Someone brought Apple Pie into the office this week and it just boosted me to get on with the pie making. I had apples from apple picking staring at me in the fridge just waiting to be made into a pie, but I kept putting it off. One of the things, to me, that is most tedious about making an apple pie is not the pie crust, it's peeling, coring and slicing all those apples! Maybe I should invest in a gadget to do that for me.

This is a recipe from Martha Stewart. You'll see that the pie dough recipe calls for the dough to chill for about an hour. So make the dough first and then while it is in the fridge, you can prepare the other components for the pie. You can use a food processor or your two hands and a pastry blender to make the dough. I do not have a food processor and so I've always made the pie crust by hand. One tip I came across was to freeze the sticks of butter and grate them into the flour. This will give you the same kind of texture that you would get with using a food processor. Whichever you route you take, you should remember to measure your ingredients accurately, use cold butter, and don't over mix the dough mixture. Also, make sure your pie is completely cooled before you cover it up. If there is any steam left inside, it will just turn the top of your crust soggy and make it collapse.


Pie Dough:

2 1/2 cups all-purpose flour
1 teaspoon salt
1 teaspoon sugar
1 cup (2 sticks) unsalted butter chilled and cut into small pieces
1/4 to 1/2 cup ice water


2 tablespoons all-purpose flour, plus more for dusting
12 baking apples, peeled, cored, and sliced
3/4 cup sugar, plus additional for pie top
Zest and juice of 1 lemon
1 1/2 teaspoons cinnamon
1/2 teaspoon nutmeg
Pinch ground cloves
2 tablespoons unsalted butter
1 large egg, beaten

Directions for making pie dough:

In the bowl of a food processor, combine flour, salt, and sugar. Add butter, and process until the mixture resembles coarse meal, 8 to 10 seconds.

With machine running, add ice water in a slow, steady stream through feed tube. Pulse until dough holds together without being wet or sticky; be careful not to process more than 30 seconds. To test, squeeze a small amount together: If it is crumbly, add more ice water, 1 tablespoon at a time.

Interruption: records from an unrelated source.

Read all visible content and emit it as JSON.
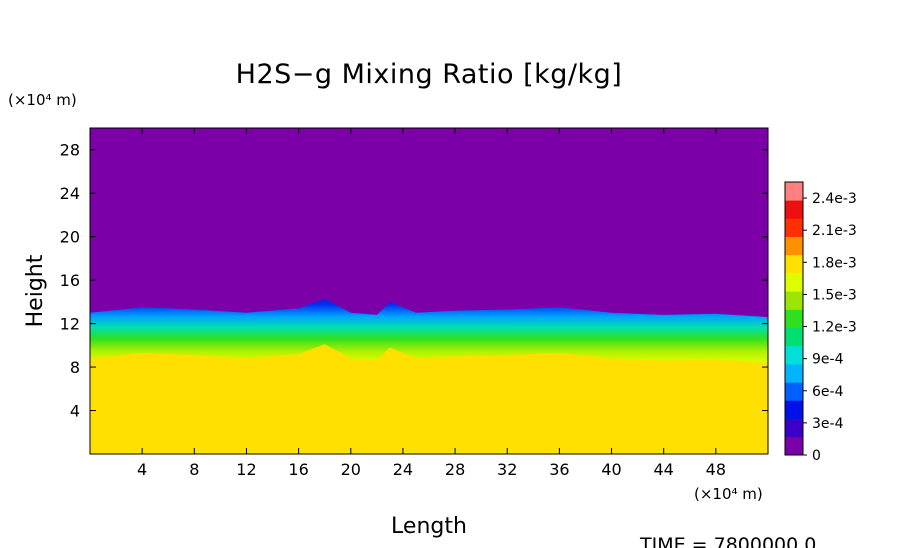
{
  "chart_data": {
    "type": "heatmap",
    "title": "H2S−g Mixing Ratio [kg/kg]",
    "xlabel": "Length",
    "ylabel": "Height",
    "x_unit": "(×10⁴ m)",
    "y_unit": "(×10⁴ m)",
    "xlim": [
      0,
      52
    ],
    "ylim": [
      0,
      30
    ],
    "x_ticks": [
      4,
      8,
      12,
      16,
      20,
      24,
      28,
      32,
      36,
      40,
      44,
      48
    ],
    "y_ticks": [
      4,
      8,
      12,
      16,
      20,
      24,
      28
    ],
    "grid": false,
    "colorbar": {
      "range": [
        0,
        0.00255
      ],
      "placement": "right",
      "ticks": [
        {
          "value": 0,
          "label": "0"
        },
        {
          "value": 0.0003,
          "label": "3e-4"
        },
        {
          "value": 0.0006,
          "label": "6e-4"
        },
        {
          "value": 0.0009,
          "label": "9e-4"
        },
        {
          "value": 0.0012,
          "label": "1.2e-3"
        },
        {
          "value": 0.0015,
          "label": "1.5e-3"
        },
        {
          "value": 0.0018,
          "label": "1.8e-3"
        },
        {
          "value": 0.0021,
          "label": "2.1e-3"
        },
        {
          "value": 0.0024,
          "label": "2.4e-3"
        }
      ],
      "colors": [
        "#7b00a8",
        "#3a00c8",
        "#0010e8",
        "#0060ff",
        "#00b4ff",
        "#00e0d8",
        "#00e070",
        "#30e020",
        "#9ae600",
        "#dcff00",
        "#ffe000",
        "#ff9000",
        "#ff3000",
        "#ee1010",
        "#ff8080"
      ]
    },
    "regions": {
      "lower_value": 0.0018,
      "upper_value": 0.0,
      "interface_height": [
        {
          "x": 0,
          "y": 13.0
        },
        {
          "x": 4,
          "y": 13.5
        },
        {
          "x": 8,
          "y": 13.3
        },
        {
          "x": 12,
          "y": 13.0
        },
        {
          "x": 16,
          "y": 13.4
        },
        {
          "x": 18,
          "y": 14.3
        },
        {
          "x": 20,
          "y": 13.0
        },
        {
          "x": 22,
          "y": 12.8
        },
        {
          "x": 23,
          "y": 14.0
        },
        {
          "x": 25,
          "y": 13.0
        },
        {
          "x": 28,
          "y": 13.2
        },
        {
          "x": 32,
          "y": 13.3
        },
        {
          "x": 36,
          "y": 13.5
        },
        {
          "x": 40,
          "y": 13.0
        },
        {
          "x": 44,
          "y": 12.8
        },
        {
          "x": 48,
          "y": 12.9
        },
        {
          "x": 52,
          "y": 12.6
        }
      ]
    }
  },
  "time_text": "TIME = 7800000.0"
}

Divide dough into two equal balls. Flatten each ball into a disc and wrap in plastic. Transfer to the refrigerator and chill at least 1 hour.

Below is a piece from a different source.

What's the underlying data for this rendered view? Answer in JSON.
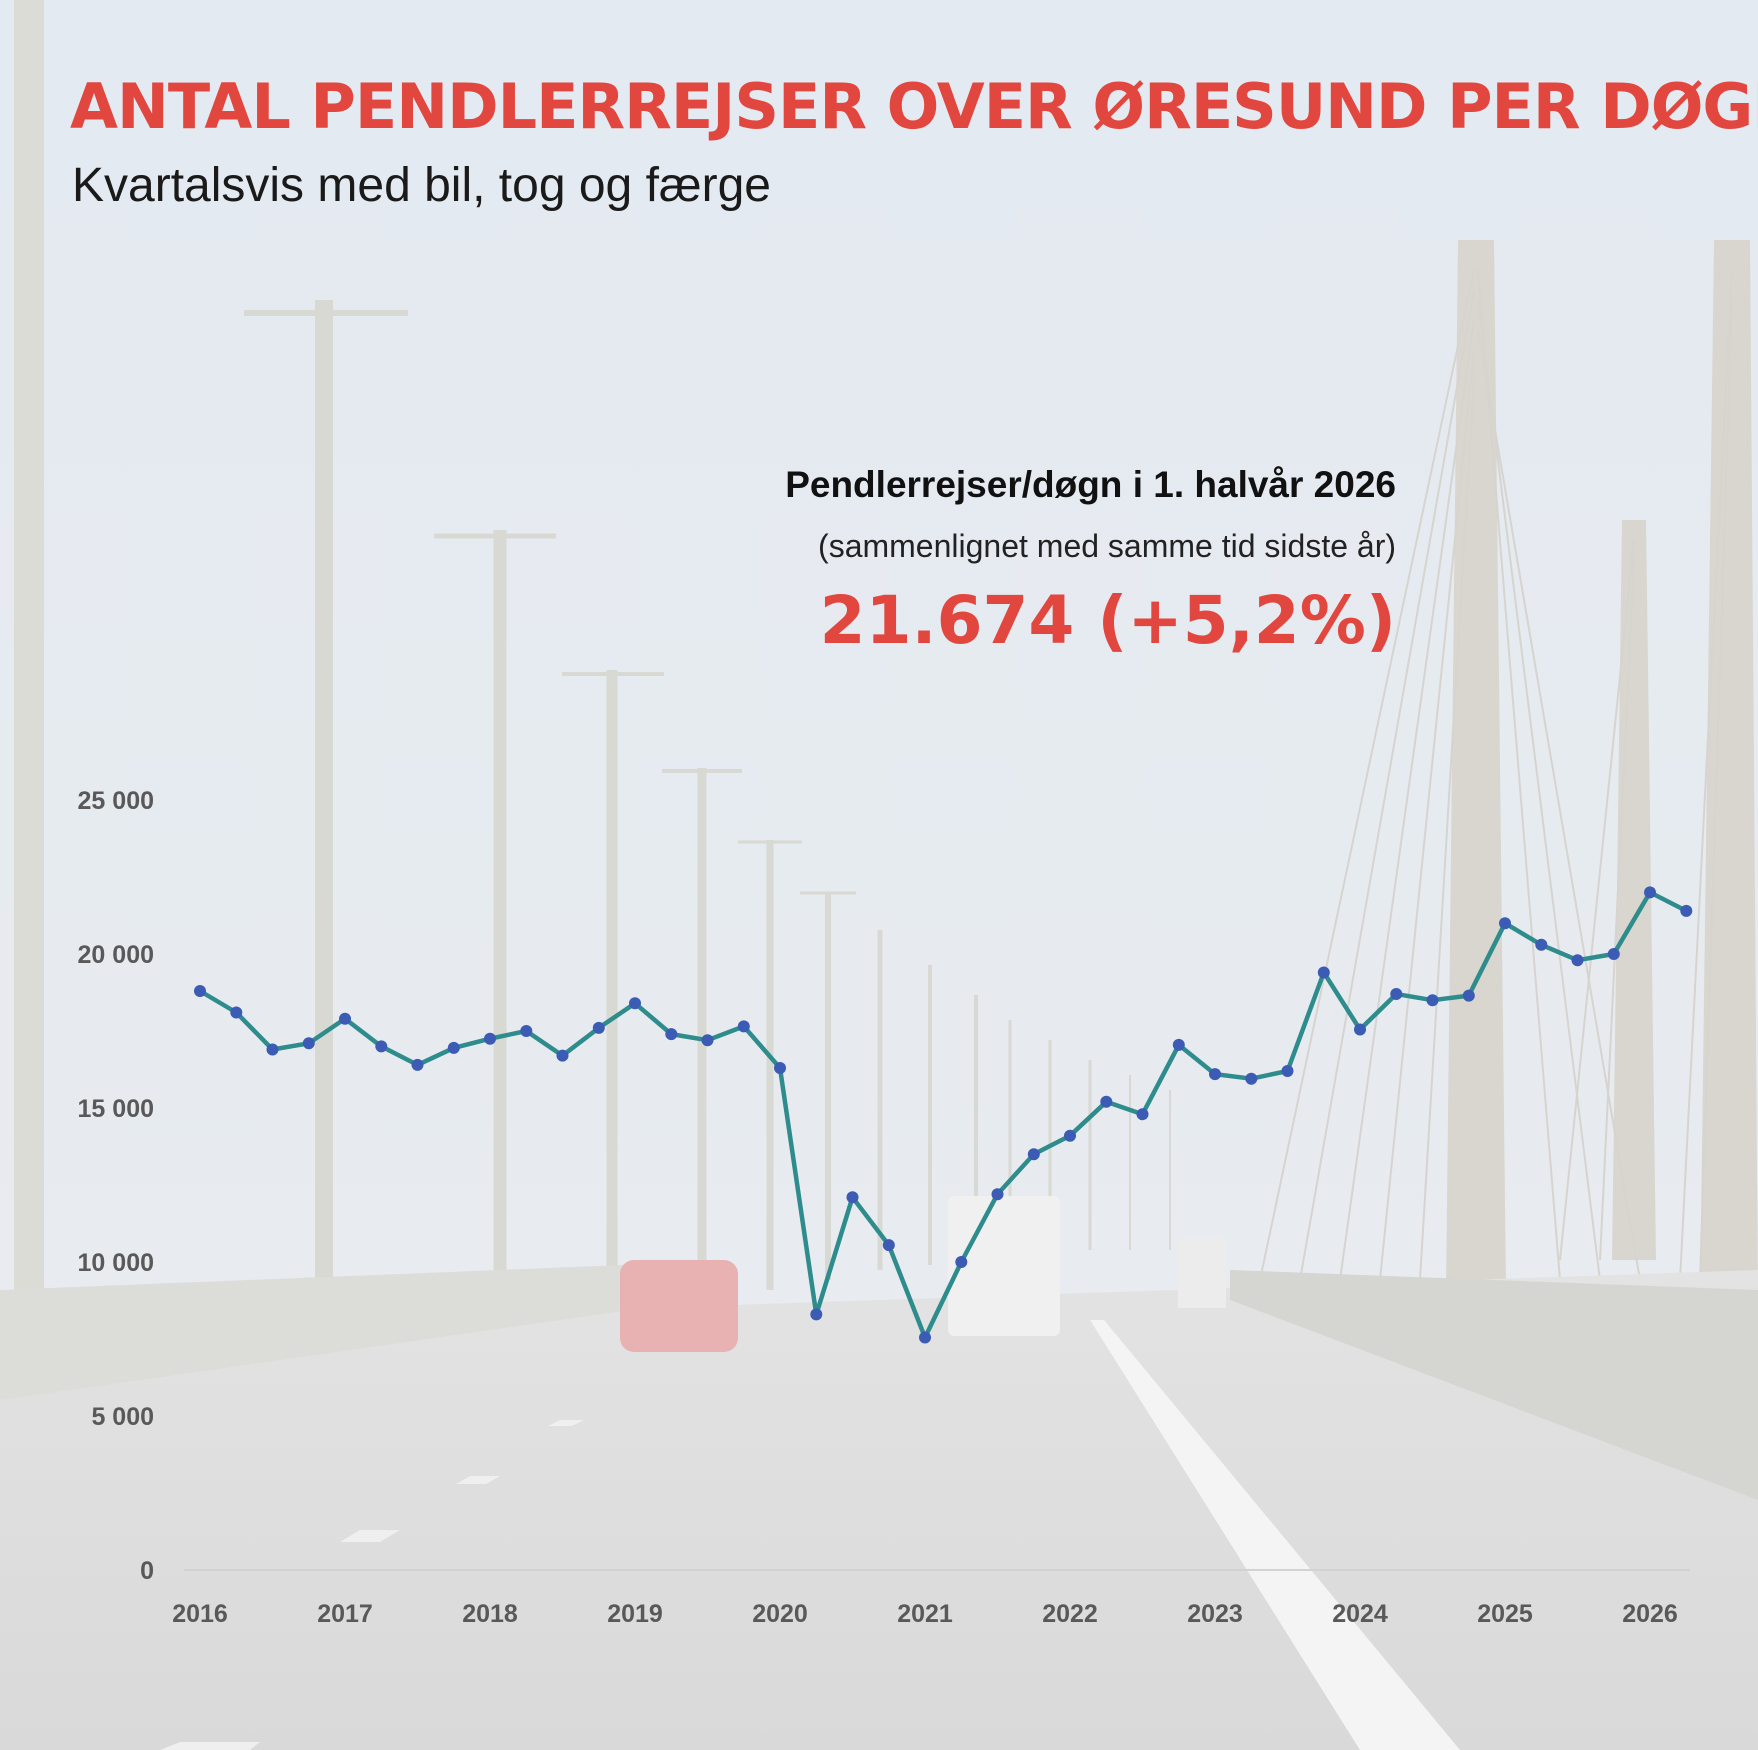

Directions for filling and assembling the pie:

Heat oven to 375 degrees. On a lightly floured surface, roll out dough into two 1/8-inch-thick circles to a diameter slightly larger than that of an 11-inch plate. Press one pastry circle into the pie plate. Place the other circle on waxed paper, and cover with plastic wrap and set aside.

In a large bowl, combine apples, sugar, lemon zest and juice, spices, and flour. Toss well. Spoon apples into pie pan. Dot with butter, and cover with remaining pastry circle. Cut several steam vents across top. Seal by crimping edges as desired. Brush with beaten egg, and sprinkle with additional sugar.

Bake until crust is brown and juices are bubbling, about 1 hour. Let cool on wire rack before serving.